In the Rebalance process, all Comsumer instances in the same Consumer Group work together to allocate partitions with the help of a Coordinator component. However, none of the instances can consume messages during the entire process, which has a significant impact on Comsumer TPS.

Coordinator: A Coordinator that works for a Consumer Group is responsible for shift submission and Consumer Instance management in the Group. It also provides Consumer Rebalance.

Coordinator

When each Broker is started, a Coordinator component is created and started. How does a Consumer Group identify its Coordinator? Which broker does the consumption message correspond to? There are two main steps:

  1. in__consumer_offsetsIn the calculationpartitionId=Math.abs(groupId.hashCode() % offsetsTopicPartitionCount), through theConsummer Group groupIdHash, and then 50 (default__consumer_offsetsNumber of partitions) mod, calculatepartitionId
  2. According to the last steppartitionIdFor example, 15 corresponds to__consumer_offsetsPartition 15, and then find partition 15leaderWhere is abrokerI know the correspondingCoordinator

In fact, the above is to help us developers to determine, problems can be quickly identified problem nodes. But when it’s actually run, Kafka confirms it automatically.

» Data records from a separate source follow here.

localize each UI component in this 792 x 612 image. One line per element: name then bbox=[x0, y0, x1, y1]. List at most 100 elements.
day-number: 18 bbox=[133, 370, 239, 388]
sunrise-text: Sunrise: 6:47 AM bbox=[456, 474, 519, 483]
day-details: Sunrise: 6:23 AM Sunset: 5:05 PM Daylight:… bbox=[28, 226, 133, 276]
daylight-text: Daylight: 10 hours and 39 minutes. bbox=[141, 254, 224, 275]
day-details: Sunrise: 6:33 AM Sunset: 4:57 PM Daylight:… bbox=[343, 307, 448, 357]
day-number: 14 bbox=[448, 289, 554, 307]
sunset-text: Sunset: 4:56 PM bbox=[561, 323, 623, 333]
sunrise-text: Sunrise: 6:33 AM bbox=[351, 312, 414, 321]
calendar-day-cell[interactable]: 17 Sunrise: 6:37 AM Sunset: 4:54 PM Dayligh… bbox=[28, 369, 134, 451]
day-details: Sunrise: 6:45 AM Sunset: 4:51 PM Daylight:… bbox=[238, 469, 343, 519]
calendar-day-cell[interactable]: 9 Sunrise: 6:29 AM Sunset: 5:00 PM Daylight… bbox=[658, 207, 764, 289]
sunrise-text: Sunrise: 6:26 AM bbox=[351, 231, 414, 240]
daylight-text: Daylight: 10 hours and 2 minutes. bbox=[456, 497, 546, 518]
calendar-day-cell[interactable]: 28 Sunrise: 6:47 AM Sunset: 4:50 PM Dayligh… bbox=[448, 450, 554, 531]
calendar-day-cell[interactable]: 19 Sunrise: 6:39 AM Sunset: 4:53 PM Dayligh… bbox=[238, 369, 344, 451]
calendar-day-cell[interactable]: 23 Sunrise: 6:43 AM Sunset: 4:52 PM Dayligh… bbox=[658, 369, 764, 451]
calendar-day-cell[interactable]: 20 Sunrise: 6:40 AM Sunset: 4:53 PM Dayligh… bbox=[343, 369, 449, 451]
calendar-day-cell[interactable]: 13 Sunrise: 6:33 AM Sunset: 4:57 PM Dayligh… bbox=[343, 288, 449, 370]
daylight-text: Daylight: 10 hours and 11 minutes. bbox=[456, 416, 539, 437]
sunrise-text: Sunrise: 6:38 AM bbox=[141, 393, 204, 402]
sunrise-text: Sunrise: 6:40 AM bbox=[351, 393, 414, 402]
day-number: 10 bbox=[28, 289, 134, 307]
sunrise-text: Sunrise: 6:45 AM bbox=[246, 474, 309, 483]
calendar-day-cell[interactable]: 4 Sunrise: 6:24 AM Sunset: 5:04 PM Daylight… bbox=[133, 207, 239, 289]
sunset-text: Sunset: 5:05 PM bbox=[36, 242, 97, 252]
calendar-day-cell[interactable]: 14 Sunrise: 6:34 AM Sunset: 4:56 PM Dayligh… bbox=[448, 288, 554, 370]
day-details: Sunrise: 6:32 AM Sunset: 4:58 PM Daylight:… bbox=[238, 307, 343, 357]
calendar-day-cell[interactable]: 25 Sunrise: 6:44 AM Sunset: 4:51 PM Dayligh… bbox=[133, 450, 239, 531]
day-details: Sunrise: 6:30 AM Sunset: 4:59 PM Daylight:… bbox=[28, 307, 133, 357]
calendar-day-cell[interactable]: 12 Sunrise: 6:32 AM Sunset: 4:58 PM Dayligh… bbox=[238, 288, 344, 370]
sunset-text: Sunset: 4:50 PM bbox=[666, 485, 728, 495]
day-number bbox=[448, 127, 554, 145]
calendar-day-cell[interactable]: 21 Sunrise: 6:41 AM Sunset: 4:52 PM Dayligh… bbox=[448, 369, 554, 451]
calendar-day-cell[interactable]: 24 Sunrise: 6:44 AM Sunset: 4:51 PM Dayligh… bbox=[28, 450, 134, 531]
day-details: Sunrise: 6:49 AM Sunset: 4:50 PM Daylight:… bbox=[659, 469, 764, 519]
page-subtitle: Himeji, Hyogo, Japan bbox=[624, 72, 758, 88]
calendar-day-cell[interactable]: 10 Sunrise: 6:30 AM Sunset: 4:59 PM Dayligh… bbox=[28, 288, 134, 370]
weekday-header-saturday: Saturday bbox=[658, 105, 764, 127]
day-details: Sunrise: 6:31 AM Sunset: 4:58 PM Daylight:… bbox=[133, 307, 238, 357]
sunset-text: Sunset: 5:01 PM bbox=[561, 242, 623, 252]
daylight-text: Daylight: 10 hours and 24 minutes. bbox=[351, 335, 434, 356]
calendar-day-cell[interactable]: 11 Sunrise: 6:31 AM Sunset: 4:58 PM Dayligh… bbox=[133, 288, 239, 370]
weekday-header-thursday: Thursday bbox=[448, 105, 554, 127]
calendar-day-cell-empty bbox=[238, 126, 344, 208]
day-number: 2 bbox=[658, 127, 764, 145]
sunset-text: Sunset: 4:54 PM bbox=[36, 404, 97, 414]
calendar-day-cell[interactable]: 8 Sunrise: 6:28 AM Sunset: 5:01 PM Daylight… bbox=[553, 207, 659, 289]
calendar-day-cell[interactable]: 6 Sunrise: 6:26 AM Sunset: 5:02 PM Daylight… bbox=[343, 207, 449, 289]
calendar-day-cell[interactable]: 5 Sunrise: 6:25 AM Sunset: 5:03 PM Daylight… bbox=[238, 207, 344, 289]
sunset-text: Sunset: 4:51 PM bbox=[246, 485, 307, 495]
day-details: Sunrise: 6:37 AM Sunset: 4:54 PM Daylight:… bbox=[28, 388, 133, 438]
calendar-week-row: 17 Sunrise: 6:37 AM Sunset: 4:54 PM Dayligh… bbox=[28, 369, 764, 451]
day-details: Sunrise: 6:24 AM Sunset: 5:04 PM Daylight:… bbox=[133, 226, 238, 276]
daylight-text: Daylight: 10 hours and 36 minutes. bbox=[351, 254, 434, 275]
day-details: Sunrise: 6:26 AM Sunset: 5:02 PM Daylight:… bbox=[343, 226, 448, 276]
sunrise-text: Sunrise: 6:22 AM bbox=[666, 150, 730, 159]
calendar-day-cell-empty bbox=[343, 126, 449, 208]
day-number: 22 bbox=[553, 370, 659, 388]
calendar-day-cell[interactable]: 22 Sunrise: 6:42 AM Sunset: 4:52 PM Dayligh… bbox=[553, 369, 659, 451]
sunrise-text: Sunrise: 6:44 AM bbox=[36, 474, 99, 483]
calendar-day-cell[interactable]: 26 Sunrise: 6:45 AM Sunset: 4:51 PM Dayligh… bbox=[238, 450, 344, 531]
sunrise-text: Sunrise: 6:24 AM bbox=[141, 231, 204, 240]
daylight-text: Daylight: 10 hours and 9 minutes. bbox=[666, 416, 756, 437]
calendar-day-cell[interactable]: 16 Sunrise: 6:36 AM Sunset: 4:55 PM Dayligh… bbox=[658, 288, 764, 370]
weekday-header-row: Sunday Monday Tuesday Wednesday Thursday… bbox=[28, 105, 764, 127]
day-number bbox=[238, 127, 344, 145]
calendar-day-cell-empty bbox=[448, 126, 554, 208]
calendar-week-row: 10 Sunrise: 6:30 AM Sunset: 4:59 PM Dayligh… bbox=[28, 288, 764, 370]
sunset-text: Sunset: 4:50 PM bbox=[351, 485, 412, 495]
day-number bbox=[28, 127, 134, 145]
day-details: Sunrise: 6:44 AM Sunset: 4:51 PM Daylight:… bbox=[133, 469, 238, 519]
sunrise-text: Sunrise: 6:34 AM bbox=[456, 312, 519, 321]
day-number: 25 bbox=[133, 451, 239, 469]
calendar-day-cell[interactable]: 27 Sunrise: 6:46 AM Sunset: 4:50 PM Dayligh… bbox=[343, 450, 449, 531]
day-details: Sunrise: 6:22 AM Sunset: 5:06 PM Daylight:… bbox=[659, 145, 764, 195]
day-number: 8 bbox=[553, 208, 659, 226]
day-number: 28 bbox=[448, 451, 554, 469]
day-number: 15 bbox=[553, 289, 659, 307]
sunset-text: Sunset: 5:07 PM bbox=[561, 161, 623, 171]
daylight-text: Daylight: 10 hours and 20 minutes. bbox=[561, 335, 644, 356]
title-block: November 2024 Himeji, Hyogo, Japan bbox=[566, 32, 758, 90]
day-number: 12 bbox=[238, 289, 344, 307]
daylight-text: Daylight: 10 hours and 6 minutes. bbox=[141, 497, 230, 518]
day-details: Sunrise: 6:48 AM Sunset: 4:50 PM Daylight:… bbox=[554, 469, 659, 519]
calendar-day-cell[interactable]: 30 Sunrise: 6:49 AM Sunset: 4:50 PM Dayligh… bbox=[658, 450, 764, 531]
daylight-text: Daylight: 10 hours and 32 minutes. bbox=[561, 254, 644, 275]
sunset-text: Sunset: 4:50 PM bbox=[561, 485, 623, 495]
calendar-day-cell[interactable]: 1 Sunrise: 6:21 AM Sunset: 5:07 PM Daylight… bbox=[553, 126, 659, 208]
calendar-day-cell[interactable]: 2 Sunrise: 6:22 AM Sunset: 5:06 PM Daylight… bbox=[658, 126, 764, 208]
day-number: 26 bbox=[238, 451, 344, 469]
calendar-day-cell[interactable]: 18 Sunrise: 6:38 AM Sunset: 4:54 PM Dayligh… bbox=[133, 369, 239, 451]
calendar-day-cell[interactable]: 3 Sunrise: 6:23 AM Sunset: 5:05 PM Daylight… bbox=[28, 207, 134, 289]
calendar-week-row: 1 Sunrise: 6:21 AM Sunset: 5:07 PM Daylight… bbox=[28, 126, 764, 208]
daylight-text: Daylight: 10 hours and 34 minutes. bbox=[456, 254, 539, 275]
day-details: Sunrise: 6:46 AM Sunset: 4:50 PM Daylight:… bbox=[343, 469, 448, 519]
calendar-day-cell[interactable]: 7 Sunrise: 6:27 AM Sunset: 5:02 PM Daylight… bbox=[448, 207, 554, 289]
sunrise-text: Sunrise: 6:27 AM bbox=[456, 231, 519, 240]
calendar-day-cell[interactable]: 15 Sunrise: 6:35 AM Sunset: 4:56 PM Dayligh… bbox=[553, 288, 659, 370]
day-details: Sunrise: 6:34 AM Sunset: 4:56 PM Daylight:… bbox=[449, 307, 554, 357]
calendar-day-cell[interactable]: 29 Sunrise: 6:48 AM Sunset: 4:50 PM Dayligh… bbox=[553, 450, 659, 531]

Then let’s solve the Rebalance problem above. Unfortunately, it can’t be solved, but it can be avoided as far as possible. All go back to the three scenarios raised previously:

  1. The number of group members changes
  2. The topic to which the group subscribed has changed
  3. Topic changes within a partition

Changes to the subscription itself are almost operational: business needs to scale, consumption rates, etc. Rebalance is basically all about changing the number of members in a group.

This usually happens when we add a Consummer Instance to an existing group_id, so we start a consumer application ourselves. The Coordinator then accepts the new instance, adds it to the group, and reassigns partitions.

That’s where all the problems start. This is also normal, in fact, can be avoided, you can take multithreaded (coroutine) consumption.